Shoplifters takes all this material that might otherwise have just been a goddam slog and implements an incredibly sweet and lighthearted approach. Much of the movie is made up of the sorts of day to day minutiae common to Ozu or Kaurismaki, just sort of following characters around as they go to work, or rob a corner store, or as the kids play in the park and run home in the rain. But each little bit is character-based, telling us everything we need to know about all of these people in every little thing they do, almost like a series of little skits that all nonetheless chug along and build towards an ending that feels inevitable, sure, but also like such an enormous narrative turn that you might not see it coming. Between the criminal elements of the story and the familial drama, you sort of know where it has to go, but that doesn’t make the details and the final set of reveals any less devastating.
To be honest, this movie kind of came out of nowhere for me. I’d been looking forward to it based solely on the premise, but knew almost nothing about the director. I never finished the only other film of his I’d seen, I Wish, and ran Our Little Sister at my theater a few years ago but never got a chance to see it. But now I need to go back and check out the rest of his stuff. Shoplifters is easily one of my favorites of the year. As I’ve mentioned in other writing for Moviejawn, I live in Asheville, which is, sadly, not what you would call New York or Los Angeles (or Philly for that matter), so I have no idea if this movie will open in my town, but I’ve been surprised before by which titles get picked up and shown down here. So if you have the chance to see Shoplifters, take it. It’s not like anything else that we’ve seen this year, almost a throwback to the Japanese cinema of the 50s and 60s. It’s also almost the exact opposite of one of my other favorites of the past few years, The Pleasure of Being Robbed, which tells a similar story but comes to a radically different conclusion about itself.

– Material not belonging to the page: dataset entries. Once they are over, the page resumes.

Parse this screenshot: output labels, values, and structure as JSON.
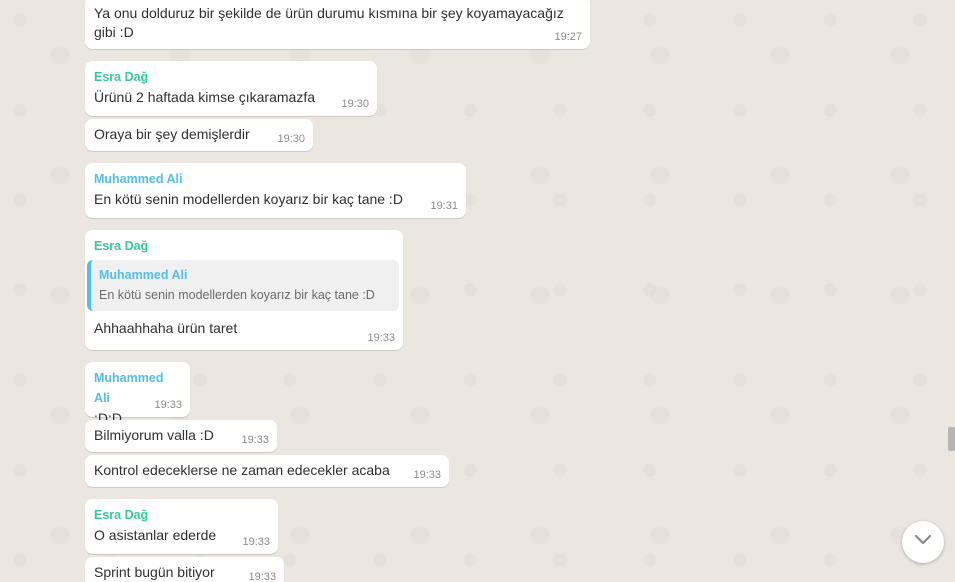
{
  "messages": [
    {
      "sender": "",
      "text": "Ya onu dolduruz bir şekilde de ürün durumu kısmına bir şey koyamayacağız gibi :D",
      "time": "19:27"
    },
    {
      "sender": "Esra Dağ",
      "text": "Ürünü 2 haftada kimse çıkaramazfa",
      "time": "19:30"
    },
    {
      "sender": "",
      "text": "Oraya bir şey demişlerdir",
      "time": "19:30"
    },
    {
      "sender": "Muhammed Ali",
      "text": "En kötü senin modellerden koyarız bir kaç tane :D",
      "time": "19:31"
    },
    {
      "sender": "Esra Dağ",
      "quote_author": "Muhammed Ali",
      "quote_text": "En kötü senin modellerden koyarız bir kaç tane :D",
      "text": "Ahhaahhaha ürün taret",
      "time": "19:33"
    },
    {
      "sender": "Muhammed Ali",
      "text": ":D:D",
      "time": "19:33"
    },
    {
      "sender": "",
      "text": "Bilmiyorum valla :D",
      "time": "19:33"
    },
    {
      "sender": "",
      "text": "Kontrol edeceklerse ne zaman edecekler acaba",
      "time": "19:33"
    },
    {
      "sender": "Esra Dağ",
      "text": "O asistanlar ederde",
      "time": "19:33"
    },
    {
      "sender": "",
      "text": "Sprint bugün bitiyor",
      "time": "19:33"
    }
  ],
  "icons": {
    "scroll_down": "chevron-down-icon"
  },
  "colors": {
    "background": "#ebe6df",
    "bubble": "#ffffff",
    "esra_name": "#35cd96",
    "ali_name": "#53bdeb",
    "timestamp": "#8c8c8c"
  }
}
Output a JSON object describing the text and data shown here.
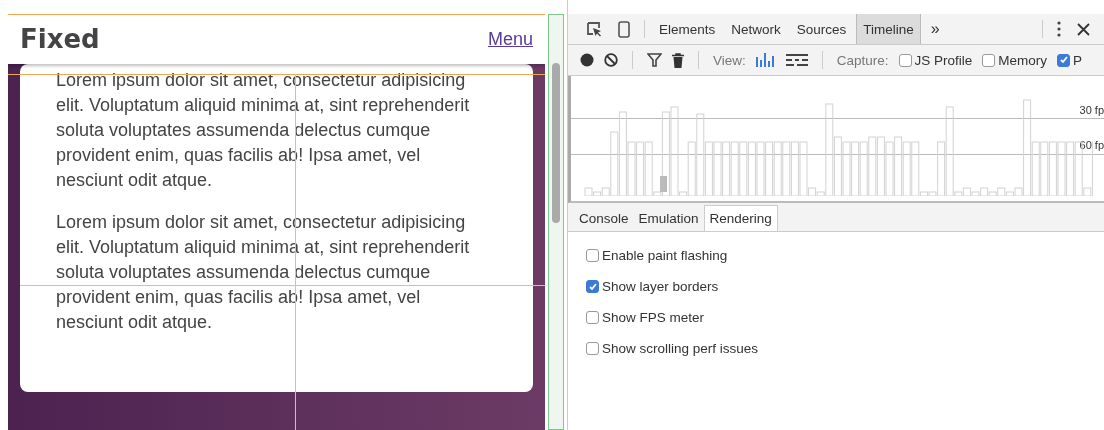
{
  "page": {
    "header": {
      "title": "Fixed",
      "menu_link": "Menu"
    },
    "cards": [
      {
        "paragraphs": [
          "Lorem ipsum dolor sit amet, consectetur adipisicing elit. Voluptatum aliquid minima at, sint reprehenderit soluta voluptates assumenda delectus cumque provident enim, quas facilis ab! Ipsa amet, vel nesciunt odit atque.",
          "Lorem ipsum dolor sit amet, consectetur adipisicing elit. Voluptatum aliquid minima at, sint reprehenderit soluta voluptates assumenda delectus cumque provident enim, quas facilis ab! Ipsa amet, vel nesciunt odit atque."
        ]
      }
    ]
  },
  "devtools": {
    "tabs": [
      {
        "label": "Elements",
        "selected": false
      },
      {
        "label": "Network",
        "selected": false
      },
      {
        "label": "Sources",
        "selected": false
      },
      {
        "label": "Timeline",
        "selected": true
      }
    ],
    "overflow": "»",
    "view_label": "View:",
    "view_modes": [
      {
        "kind": "bars",
        "selected": true
      },
      {
        "kind": "stripes",
        "selected": false
      }
    ],
    "capture_label": "Capture:",
    "capture_options": [
      {
        "label": "JS Profile",
        "checked": false
      },
      {
        "label": "Memory",
        "checked": false
      },
      {
        "label": "P",
        "checked": true
      }
    ],
    "fps_labels": [
      "30 fp",
      "60 fp"
    ],
    "drawer_tabs": [
      {
        "label": "Console",
        "selected": false
      },
      {
        "label": "Emulation",
        "selected": false
      },
      {
        "label": "Rendering",
        "selected": true
      }
    ],
    "rendering_options": [
      {
        "label": "Enable paint flashing",
        "checked": false
      },
      {
        "label": "Show layer borders",
        "checked": true
      },
      {
        "label": "Show FPS meter",
        "checked": false
      },
      {
        "label": "Show scrolling perf issues",
        "checked": false
      }
    ]
  }
}
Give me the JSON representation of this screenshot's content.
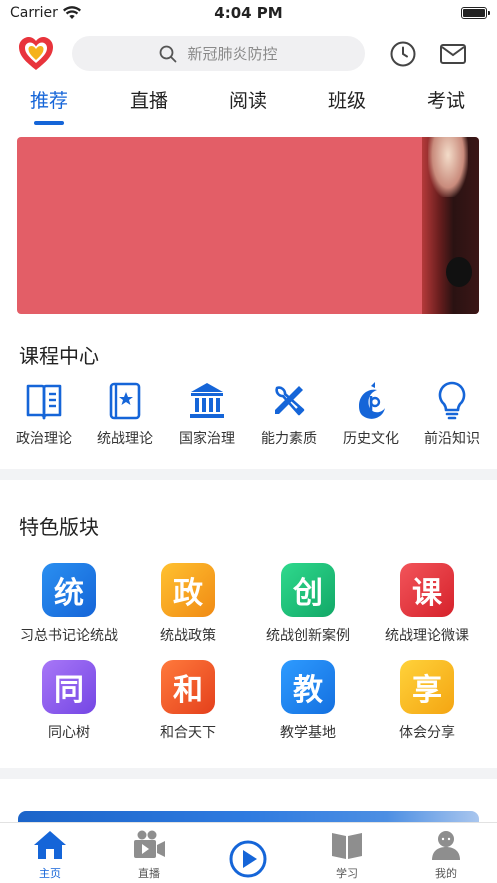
{
  "status_bar": {
    "carrier": "Carrier",
    "time": "4:04 PM"
  },
  "header": {
    "search_placeholder": "新冠肺炎防控",
    "icons": [
      "app-logo",
      "search-icon",
      "history-clock-icon",
      "mail-icon"
    ]
  },
  "tabs": [
    {
      "label": "推荐",
      "active": true
    },
    {
      "label": "直播",
      "active": false
    },
    {
      "label": "阅读",
      "active": false
    },
    {
      "label": "班级",
      "active": false
    },
    {
      "label": "考试",
      "active": false
    }
  ],
  "course_center": {
    "title": "课程中心",
    "items": [
      {
        "label": "政治理论",
        "icon": "open-book-icon"
      },
      {
        "label": "统战理论",
        "icon": "star-book-icon"
      },
      {
        "label": "国家治理",
        "icon": "government-building-icon"
      },
      {
        "label": "能力素质",
        "icon": "tools-icon"
      },
      {
        "label": "历史文化",
        "icon": "history-logo-icon"
      },
      {
        "label": "前沿知识",
        "icon": "lightbulb-icon"
      }
    ]
  },
  "features": {
    "title": "特色版块",
    "items": [
      {
        "glyph": "统",
        "label": "习总书记论统战",
        "color": "#1b7fe8"
      },
      {
        "glyph": "政",
        "label": "统战政策",
        "color": "#f5a623"
      },
      {
        "glyph": "创",
        "label": "统战创新案例",
        "color": "#19c27d"
      },
      {
        "glyph": "课",
        "label": "统战理论微课",
        "color": "#e8383b"
      },
      {
        "glyph": "同",
        "label": "同心树",
        "color": "#8f5bf0"
      },
      {
        "glyph": "和",
        "label": "和合天下",
        "color": "#f0582a"
      },
      {
        "glyph": "教",
        "label": "教学基地",
        "color": "#1a86ee"
      },
      {
        "glyph": "享",
        "label": "体会分享",
        "color": "#f6b81c"
      }
    ]
  },
  "tabbar": {
    "accent": "#1565d8",
    "items": [
      {
        "label": "主页",
        "icon": "home-icon",
        "active": true
      },
      {
        "label": "直播",
        "icon": "video-camera-icon",
        "active": false
      },
      {
        "label": "",
        "icon": "play-circle-icon",
        "active": false
      },
      {
        "label": "学习",
        "icon": "book-icon",
        "active": false
      },
      {
        "label": "我的",
        "icon": "user-icon",
        "active": false
      }
    ]
  }
}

Hirokazu Koreeda is getting into some emotional territory that it takes time to explore. At two hours, the film is exactly as long as it needs to be, which is a relief since more often than not most dramas find a way to drag starting somewhere around the ninety minute mark. But the film is such a unique piece of filmmaking, weaving in and out of those little moments while always driving in a straight line, that you always know Koreeda is in control of his material and knows exactly where he’s going. It’s not always pretty but, as Shoplifters would argue, it’s worth it.